Movie News: Buffy Reboot

Recently announced plans to reboot late-90s TV show Buffy the Vampire Slayer without director/writer Joss Whedon have thrown devoted fans into a tizzy. I think it's a bad idea, but not for all the usual reasons.

First, Buffy was very well-received in its original run, which is recent enough to remain in many potential viewers' minds. Recent popular reboots have generally rescued previously lackluster franchises like Batman, not tried to follow up shows that are already making top ten lists. The subject matter (vampire teen drama) is also a declining fad. As a result, the movie will be in for a lot of undeserved criticism even if it is excellent - not the best place for a commercial venture.

Second, the best parts of Buffy were either expert iterations of the show's core premise - "high school meets horror with a strong heroine" - or experimentations with the form. The first category lends itself very well to an iterative format where the characters develop but the plot doesn't - i.e. a TV show, not a two-hour movie. The second category is pretty much the exclusive province of serial narratives like TV, books or comics, where a sea of largely forgettable exposition can be cashed for great moments that require a prior investment in the series - the musical episode, the silent episode, the grief episode, the puppet episode, etc. To play with the movie form, you want an original IP, not something that has to stop and wink to the fans every 15 minutes.
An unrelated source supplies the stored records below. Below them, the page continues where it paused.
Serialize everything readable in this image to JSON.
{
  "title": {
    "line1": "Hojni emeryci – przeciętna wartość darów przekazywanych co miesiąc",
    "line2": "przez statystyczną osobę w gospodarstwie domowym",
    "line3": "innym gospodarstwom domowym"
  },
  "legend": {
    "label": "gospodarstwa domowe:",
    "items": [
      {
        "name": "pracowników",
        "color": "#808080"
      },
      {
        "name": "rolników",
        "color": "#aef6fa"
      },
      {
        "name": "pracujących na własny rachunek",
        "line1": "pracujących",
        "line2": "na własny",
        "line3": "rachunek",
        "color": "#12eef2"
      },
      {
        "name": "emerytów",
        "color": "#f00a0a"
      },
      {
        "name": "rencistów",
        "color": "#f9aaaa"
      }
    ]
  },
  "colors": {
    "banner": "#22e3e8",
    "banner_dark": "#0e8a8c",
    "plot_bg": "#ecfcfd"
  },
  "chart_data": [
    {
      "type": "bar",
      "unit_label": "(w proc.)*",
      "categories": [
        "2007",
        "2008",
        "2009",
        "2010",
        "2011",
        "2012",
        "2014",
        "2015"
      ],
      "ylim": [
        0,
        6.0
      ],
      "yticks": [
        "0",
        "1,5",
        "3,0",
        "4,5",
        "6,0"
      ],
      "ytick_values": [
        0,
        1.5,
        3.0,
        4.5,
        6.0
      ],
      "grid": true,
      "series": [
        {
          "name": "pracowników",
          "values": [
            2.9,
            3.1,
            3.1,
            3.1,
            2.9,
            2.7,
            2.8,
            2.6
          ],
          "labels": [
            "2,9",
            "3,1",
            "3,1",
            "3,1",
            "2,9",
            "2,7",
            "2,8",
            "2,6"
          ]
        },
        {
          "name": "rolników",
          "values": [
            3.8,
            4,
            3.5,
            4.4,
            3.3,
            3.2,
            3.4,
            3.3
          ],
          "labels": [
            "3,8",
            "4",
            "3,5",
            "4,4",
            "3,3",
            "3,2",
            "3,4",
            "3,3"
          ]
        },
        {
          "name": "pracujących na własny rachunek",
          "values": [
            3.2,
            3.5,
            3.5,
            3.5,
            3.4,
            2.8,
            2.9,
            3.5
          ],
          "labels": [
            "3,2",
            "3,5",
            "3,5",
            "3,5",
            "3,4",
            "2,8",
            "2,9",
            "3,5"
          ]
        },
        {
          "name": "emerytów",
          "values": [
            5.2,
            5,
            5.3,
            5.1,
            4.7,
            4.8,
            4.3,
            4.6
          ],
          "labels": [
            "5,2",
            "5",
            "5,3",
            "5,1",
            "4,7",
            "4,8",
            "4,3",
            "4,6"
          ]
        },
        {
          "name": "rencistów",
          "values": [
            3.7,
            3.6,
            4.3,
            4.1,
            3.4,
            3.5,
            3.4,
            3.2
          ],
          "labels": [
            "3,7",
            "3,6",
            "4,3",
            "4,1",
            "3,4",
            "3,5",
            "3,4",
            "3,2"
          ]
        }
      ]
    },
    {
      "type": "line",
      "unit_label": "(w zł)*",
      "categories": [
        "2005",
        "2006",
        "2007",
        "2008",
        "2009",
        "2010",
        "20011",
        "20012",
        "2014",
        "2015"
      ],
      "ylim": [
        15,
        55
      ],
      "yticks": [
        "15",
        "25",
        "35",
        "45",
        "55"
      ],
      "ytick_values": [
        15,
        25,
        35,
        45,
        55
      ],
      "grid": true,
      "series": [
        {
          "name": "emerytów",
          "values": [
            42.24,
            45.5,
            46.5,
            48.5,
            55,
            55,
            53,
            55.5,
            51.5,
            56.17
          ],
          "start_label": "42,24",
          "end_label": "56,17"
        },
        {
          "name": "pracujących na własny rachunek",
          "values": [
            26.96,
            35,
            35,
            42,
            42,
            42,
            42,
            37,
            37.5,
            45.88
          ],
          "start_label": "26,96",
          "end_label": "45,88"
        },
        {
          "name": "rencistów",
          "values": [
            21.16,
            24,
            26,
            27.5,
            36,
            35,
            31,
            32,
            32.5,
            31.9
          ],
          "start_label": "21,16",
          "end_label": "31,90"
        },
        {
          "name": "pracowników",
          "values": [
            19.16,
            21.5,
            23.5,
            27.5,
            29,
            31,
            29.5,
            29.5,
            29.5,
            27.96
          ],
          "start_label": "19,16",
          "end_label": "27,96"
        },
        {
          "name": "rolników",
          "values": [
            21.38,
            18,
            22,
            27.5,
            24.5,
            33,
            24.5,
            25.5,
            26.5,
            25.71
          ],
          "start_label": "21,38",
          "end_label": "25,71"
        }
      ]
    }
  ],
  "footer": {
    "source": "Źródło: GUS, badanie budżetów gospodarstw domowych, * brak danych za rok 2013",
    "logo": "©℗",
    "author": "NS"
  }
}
Third is the cautionary tale of Buffy's slow slide into fantasy schlock. Like its cousins Harry Potter and Twilight, the show flounders almost immediately upon leaving behind the main setting, the main love triangle, and half the supporting cast. Further high points in the storyline all revolve around the dramatic return of characters from back when the show was good, now freed of their earlier plot shackles. The reboot is "not the same old high school Buffy" - but unfortunately, the true potential of Buffy was when she could be described in those terms. Past that, you're just putting Hellboy in a push-up bra and saying, "Hey guys! I crack wise and banish demons to the pits of Hell! Why doesn't everyone want to see this movie?!?"

Tuesday, November 23, 2010

Movie Review: Harry Potter and the Deathly Hallows Part 1

Harry Potter 7.1 has the unenviable task of turning the most turgid bits of the Harry Potter series into a film. Every last bit of action is played up as far as possible, every comedic opportunity seized with aplomb, and our heroes still spend upwards of half the movie wandering around in a deserted forest sniping at each other and whining about how hard their job is. If it were twenty minutes shorter, it would actually be pretty good, assuming a proper finale follows it next year. The directing really keeps this film alive: every time you roll your eyes, there is a scene change or an inappropriate joke or (weirdly) an extended storybook animation sequence to divert your attention until it's back to brooding and unresolved sexual tension. One noticeable gaffe is the narrative dissonance between the heroes' pervasive fear of Voldemort and his unambitious presentation as an evil CEO with a creepy face. A little more mystery would have helped sell his evil powers when the plot gives him no real opportunity to do so.

My real beef with Deathly Hallows #1 is J.K. Rowling. I'm not the first one to note that Harry and company are suddenly transported into a narrative straight out of Zelda - the good guys have to assemble the following items before returning to the location of the first book in the series, just like a bad video game:
  1. 7 Horcruxes, magic items that Voldemort hid years ago and is remarkably nonchalant about protecting
  2. 3 Deathly Hallows, legendary magic items that nobody bothered to collect until Harry and Voldemort had the idea at the exact same time
  3. 1 legendary sword
  4. 1 replacement magic wand
  5. 3 gifts from Albus "Deus Ex Machina" Dumbledore, which are so convenient they imply that Dumbledore has read ahead in the series
Rowling sees the end on the horizon but is still unwilling to kill more than 1 character per book, or to avoid a happy ending for any of Harry's merry band, so she contents herself with systematically eliminating all of Harry's escape clauses so they can be replaced with new ones. Owl with a homing beacon? Elf immune to anti-magic fields? Plucky wizard resistance group? They bite the dust in tearful, dramatic scenes, which lose much of their value for those of us who haven't been exposed to any Harry Potter since the last movie came out. Pro-Harry critics make admirable attempts to read a deeper meaning into the structure of this penultimate installment, but really it's just there to handle the ridiculous amount of exposition Rowling pulls out of her hat to make sure everyone doesn't see the twist ending coming from 300 pages away.

P.S. The funniest thing about this movie is still the Potter Puppet Pals, which had us all grinning from ear to ear late into the night.